The shortages are most acute for basic skills like carpentry, which are needed during the construction of any home. For example, in the 2015 survey, 69 percent of builders reported a shortage (either serious or some) of construction workers willing and able to do rough carpentry.

labor_shortages_chart_1

Builders, however, may be even more concerned about the availability of subcontractors than of workers to employ directly. In building a single-family home, three-quarters of the construction work is typically done by subcontractors (documented in a 2012 NAHB survey available here). The rankings of labor and subcontractor shortages in the 2015 survey were similar, but—with the exception of building maintenance managers—the shortages of subcontractors were more widespread. In the rough carpentry category at the top of both charts, 74 percent of builders reported a shortage of subcontractors, compared to 69 percent for labor directly employed.

sub_shortages_chart_2

Historically, for every trade covered in the survey, shortages were more widespread in 2015 than in 2014. One way to see this is to look at the labor shortage percentage averaged across all nine trades that NAHB surveys have covered in a consistent way since 1996. This average skyrocketed from a low of 21 percent in 2012 to 46 percent in 2014, before increasing even further to 52 percent in 2015.

nine_trade_history_chart_3

The nine consistently covered trades are carpenters-rough, carpenters-finished, electricians, excavators, framing crews, roofers, plumbers, bricklayers/masons and painters.  The history for each is available in the full report.  The survey’s current list of 12 trades was recommended by Home Builders Institute, NAHB’s workforce development arm.

The incidence of shortages is surprisingly high given the rate of new home construction, which has only partially recovered from its 2008 downturn. In fact, the nine-trade shortage is now substantially higher than it was at the peak of the 2004-2005 boom, when annual starts were averaging around 2 million, compared to current rates of about 1 million. The last time builder-reported labor shortages were as widespread as now was just before 2001—during a prolonged period of strong GDP growth with overall unemployment as low as 4.0 percent.

The NAHB survey data can also be used to calculate a nine-trade shortage for subcontractors. In general, the labor and subcontractor averages track each other closely, but since 2013 a gap has opened, with the shortage for subcontractors running 5 to 7 percentage points higher.

labor_vs_sub_history_chart_4

Why should such a gap exist? One possibility is that, during the housing downturn, construction workers who were laid off started their own trade contracting businesses. Now, some of the old relationships may be re-forming, with owners of small businesses returning to work for larger companies, slightly improving the availability of workers directly employed by builders while making the availability of subcontracting firms slightly worse. A previous post provided some evidence that this has been occurring.
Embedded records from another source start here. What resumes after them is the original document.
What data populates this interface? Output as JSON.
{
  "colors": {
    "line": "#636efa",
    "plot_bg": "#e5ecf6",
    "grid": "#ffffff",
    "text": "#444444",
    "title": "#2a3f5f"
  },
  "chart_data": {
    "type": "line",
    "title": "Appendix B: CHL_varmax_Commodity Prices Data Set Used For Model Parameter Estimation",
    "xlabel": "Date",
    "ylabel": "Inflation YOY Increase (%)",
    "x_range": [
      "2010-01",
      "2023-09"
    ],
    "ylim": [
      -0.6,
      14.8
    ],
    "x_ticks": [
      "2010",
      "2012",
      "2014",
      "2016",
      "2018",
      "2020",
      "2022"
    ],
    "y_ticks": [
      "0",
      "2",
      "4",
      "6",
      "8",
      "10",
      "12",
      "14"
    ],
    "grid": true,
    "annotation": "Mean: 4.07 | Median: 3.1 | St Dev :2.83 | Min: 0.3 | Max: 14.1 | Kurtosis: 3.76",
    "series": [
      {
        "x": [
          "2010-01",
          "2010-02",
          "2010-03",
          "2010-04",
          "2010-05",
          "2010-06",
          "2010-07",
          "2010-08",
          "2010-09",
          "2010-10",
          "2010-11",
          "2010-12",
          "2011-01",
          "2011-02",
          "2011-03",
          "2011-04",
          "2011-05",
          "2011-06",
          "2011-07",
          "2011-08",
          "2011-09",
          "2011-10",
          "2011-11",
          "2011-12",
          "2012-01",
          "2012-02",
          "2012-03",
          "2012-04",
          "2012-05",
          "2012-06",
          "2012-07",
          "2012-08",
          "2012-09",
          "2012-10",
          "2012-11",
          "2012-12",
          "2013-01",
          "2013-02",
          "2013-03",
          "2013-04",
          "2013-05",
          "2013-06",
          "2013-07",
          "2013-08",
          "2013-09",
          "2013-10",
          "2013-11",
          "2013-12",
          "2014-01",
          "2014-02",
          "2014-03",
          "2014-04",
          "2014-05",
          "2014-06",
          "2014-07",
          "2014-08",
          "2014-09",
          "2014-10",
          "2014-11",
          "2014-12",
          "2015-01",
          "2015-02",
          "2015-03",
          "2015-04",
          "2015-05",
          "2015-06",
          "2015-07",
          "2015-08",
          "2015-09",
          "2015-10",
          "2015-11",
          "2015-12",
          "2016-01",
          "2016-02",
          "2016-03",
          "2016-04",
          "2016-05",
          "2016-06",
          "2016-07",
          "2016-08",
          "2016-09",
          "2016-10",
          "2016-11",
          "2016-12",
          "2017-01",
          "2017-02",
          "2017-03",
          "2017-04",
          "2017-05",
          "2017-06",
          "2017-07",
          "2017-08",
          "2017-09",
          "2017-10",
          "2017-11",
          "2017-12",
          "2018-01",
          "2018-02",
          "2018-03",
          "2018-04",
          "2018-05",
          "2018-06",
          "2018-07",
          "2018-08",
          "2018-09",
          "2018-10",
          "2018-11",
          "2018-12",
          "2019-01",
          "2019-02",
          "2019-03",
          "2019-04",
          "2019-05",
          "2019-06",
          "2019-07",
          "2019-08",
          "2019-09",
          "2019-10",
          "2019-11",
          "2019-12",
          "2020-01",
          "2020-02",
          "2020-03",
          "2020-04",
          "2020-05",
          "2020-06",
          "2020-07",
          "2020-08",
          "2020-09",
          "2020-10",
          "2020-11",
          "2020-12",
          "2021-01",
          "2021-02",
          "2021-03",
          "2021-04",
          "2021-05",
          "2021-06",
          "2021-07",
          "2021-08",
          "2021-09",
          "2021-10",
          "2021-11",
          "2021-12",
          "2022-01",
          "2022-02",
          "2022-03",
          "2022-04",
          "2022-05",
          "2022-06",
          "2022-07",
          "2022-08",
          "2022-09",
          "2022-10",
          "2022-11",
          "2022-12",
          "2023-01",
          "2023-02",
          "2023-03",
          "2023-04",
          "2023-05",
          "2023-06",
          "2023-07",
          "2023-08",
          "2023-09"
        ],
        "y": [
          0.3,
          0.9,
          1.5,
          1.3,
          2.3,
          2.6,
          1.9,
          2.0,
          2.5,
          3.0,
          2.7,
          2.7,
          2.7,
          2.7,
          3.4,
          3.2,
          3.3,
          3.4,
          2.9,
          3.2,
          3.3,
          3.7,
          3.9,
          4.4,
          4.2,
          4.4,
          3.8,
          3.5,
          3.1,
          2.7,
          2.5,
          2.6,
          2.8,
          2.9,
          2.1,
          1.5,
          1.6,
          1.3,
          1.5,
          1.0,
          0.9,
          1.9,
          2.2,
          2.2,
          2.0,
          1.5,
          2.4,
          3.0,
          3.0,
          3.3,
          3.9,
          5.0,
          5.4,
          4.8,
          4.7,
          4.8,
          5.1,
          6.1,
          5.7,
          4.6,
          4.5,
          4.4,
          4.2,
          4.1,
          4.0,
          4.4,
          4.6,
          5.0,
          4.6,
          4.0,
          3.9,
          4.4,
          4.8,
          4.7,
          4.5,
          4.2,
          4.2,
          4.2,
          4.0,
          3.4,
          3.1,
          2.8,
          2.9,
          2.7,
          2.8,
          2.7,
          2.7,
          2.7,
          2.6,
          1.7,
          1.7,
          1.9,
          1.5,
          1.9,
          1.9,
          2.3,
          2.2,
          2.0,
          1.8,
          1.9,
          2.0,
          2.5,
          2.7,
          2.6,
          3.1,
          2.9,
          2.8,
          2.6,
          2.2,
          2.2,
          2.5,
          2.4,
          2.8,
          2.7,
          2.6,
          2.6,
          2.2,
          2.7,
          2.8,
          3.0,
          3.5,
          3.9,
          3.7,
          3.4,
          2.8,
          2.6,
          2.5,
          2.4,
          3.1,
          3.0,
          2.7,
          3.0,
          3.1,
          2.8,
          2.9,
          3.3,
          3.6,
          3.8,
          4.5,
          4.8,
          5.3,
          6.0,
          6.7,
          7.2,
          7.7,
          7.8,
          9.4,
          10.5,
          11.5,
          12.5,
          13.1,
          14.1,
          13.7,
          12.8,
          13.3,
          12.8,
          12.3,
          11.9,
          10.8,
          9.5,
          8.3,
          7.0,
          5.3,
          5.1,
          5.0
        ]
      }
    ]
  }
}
The most common effects of the shortages have been causing builders to pay higher wages/subcontractor bids (reported by 66 percent of builders) forcing them to raise home prices (61 percent) and making it difficult to complete projects on time (58 percent). Other effects of the shortages are listed in the full report.

While the shortages described in this post are quite widespread, conditions vary across the country. Not all builders in NAHB’s 2015 survey reported shortages. Some even wrote in explicit comments that they were not seeing any shortage of labor in the markets where they currently build.